Rhodes flamed red to his hair as he stared down at the elder man.

"I reckon I'll not answer that now, Mr. Singleton," he said quietly.

"You may live to see you made a mistake. I hope you do, but you're traveling with a rotten bunch, and they are likely to use a knife or a rope on you any time you've played the goat long enough for them to get their innings. I'm going without any grudge, but if I was an insurance agent, trying to save money for my company, I'd sure pa.s.s you by as an unsafe bet! Keep on this side of the line, Singleton, while the revolution is whirling, and whatever you forget, don't forget I said it! _Adios_, senorita, and--good luck!"

"Good luck, Kit," she half whispered, "and _adios_!"

She watched him as he rode away, watched him as he halted at the turn of the trail and waved his hand, and Singleton was quietly observing her the while. She frowned as she turned and caught him at it.

"You thought he waited here, or planned to--to meet me," she flared.

"He was too square to tell you the truth, but it was I rode out here to say good-bye, rode out and held him up! But I did not reckon anyone would try to insult him for it!"

Her stepfather regarded her grimly. She was angry, and very near to tears.

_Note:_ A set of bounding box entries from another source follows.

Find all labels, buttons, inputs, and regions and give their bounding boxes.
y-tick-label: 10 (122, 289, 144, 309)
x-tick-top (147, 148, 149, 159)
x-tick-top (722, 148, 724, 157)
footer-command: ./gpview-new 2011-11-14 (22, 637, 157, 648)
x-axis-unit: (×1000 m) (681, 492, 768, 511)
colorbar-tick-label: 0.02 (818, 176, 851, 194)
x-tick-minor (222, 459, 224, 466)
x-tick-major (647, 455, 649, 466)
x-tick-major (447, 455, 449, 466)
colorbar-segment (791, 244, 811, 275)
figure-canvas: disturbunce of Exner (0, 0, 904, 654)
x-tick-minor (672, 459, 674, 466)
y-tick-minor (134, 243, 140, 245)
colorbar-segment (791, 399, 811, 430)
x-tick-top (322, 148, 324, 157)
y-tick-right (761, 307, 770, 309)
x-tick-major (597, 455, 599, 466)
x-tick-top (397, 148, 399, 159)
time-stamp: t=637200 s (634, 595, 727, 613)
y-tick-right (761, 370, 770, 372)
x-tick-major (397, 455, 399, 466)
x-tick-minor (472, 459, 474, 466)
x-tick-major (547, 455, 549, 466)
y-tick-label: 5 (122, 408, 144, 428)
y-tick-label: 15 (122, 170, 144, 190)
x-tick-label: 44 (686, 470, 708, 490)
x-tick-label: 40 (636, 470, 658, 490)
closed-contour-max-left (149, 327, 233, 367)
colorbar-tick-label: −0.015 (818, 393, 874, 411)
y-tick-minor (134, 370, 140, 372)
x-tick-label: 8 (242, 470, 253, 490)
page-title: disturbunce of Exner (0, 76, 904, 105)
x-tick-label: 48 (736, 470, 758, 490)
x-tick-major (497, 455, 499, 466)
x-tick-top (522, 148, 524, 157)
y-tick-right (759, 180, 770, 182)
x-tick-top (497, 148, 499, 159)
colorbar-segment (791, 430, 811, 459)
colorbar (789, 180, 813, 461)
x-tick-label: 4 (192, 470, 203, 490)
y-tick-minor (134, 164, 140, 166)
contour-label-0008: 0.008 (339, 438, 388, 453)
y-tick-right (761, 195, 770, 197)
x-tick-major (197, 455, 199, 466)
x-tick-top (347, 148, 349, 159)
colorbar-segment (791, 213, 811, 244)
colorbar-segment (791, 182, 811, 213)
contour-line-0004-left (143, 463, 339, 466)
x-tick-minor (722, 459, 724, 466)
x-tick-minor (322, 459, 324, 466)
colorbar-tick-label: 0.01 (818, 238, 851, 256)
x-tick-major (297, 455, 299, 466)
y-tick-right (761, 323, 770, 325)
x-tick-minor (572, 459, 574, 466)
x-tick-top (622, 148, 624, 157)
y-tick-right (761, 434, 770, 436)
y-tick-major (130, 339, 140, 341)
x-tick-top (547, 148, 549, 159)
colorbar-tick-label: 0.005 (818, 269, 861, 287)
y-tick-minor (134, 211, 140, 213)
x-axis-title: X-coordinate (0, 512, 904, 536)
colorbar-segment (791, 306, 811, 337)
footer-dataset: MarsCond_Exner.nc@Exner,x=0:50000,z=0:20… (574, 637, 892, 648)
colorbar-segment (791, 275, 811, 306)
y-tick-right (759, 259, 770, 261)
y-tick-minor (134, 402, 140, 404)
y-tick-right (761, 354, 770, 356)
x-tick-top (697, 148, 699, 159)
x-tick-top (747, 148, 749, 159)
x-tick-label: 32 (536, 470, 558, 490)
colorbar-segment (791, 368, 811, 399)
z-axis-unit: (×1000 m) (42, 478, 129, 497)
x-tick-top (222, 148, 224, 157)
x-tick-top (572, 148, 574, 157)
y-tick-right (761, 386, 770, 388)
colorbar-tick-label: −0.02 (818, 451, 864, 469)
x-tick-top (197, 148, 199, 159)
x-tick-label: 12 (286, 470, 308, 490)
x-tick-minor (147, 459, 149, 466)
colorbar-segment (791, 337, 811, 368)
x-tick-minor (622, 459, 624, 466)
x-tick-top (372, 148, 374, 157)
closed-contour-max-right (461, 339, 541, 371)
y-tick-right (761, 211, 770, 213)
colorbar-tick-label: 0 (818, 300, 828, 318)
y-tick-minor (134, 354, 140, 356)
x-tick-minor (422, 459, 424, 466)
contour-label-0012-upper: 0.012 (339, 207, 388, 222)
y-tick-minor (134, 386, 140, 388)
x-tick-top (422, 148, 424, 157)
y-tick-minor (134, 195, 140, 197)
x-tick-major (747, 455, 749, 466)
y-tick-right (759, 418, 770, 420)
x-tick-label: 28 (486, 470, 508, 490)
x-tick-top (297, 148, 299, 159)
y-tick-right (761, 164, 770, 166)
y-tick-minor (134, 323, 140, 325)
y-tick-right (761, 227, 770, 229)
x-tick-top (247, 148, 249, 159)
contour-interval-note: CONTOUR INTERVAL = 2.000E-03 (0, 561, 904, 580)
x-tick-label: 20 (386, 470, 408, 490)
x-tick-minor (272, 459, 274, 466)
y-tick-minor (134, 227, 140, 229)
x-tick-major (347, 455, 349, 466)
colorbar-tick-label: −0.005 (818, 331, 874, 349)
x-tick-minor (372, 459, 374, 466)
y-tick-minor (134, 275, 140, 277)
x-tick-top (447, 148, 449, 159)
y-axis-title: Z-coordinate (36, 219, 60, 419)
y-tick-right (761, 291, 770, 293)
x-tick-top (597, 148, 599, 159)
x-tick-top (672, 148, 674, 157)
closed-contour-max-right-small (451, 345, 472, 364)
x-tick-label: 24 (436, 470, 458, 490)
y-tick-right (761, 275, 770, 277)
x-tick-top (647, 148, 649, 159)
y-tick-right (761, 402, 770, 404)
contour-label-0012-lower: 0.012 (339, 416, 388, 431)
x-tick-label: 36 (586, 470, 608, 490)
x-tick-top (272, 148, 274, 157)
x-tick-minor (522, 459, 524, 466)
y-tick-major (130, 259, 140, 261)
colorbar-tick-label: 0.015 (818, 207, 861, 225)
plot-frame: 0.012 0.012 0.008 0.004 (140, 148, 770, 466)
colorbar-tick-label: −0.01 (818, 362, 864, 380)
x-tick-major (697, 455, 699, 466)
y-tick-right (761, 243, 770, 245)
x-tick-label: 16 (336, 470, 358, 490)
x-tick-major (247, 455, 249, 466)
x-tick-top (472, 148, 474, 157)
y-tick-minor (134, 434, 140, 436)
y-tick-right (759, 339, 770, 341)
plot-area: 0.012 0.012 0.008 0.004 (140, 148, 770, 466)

"Time you had your breakfast," he observed, "and all signs indicate I should have sent you East last year, and kept you out of the promiscuous mixups along the border. It's the dumping ground for all sorts of stray adventurers, and no place for a girl to ride alone."

"He seemed to think I am as able to look after myself as you," she retorted. "You aren't fair to him because you take the word of Conrad, but Conrad lies, and I'm glad he got thrashed good and plenty! Now I've got that off my mind, I'll go eat a cheerful breakfast."

Singleton walked silent beside her back to where his horse was grazing by the roadside.

"Huh!" grunted the girl with frank scorn. "So you got out of the saddle to spy? Haven't you some black-and-tan around the ranch to do your dirty work?"

"It's just as well to be civil till you know what you are talking about," he reminded her with a sort of trained patience. "I came out without my breakfast just to keep the ranchmen from thinking what Tia Luz thinks. She told me I'd find that fellow waiting for you. I didn't believe it, but I see she is not so far wrong."

He spoke without heat or feeling, and his tone was that of quiet discussion with a man or boy, not at all that of a guardian to a girl.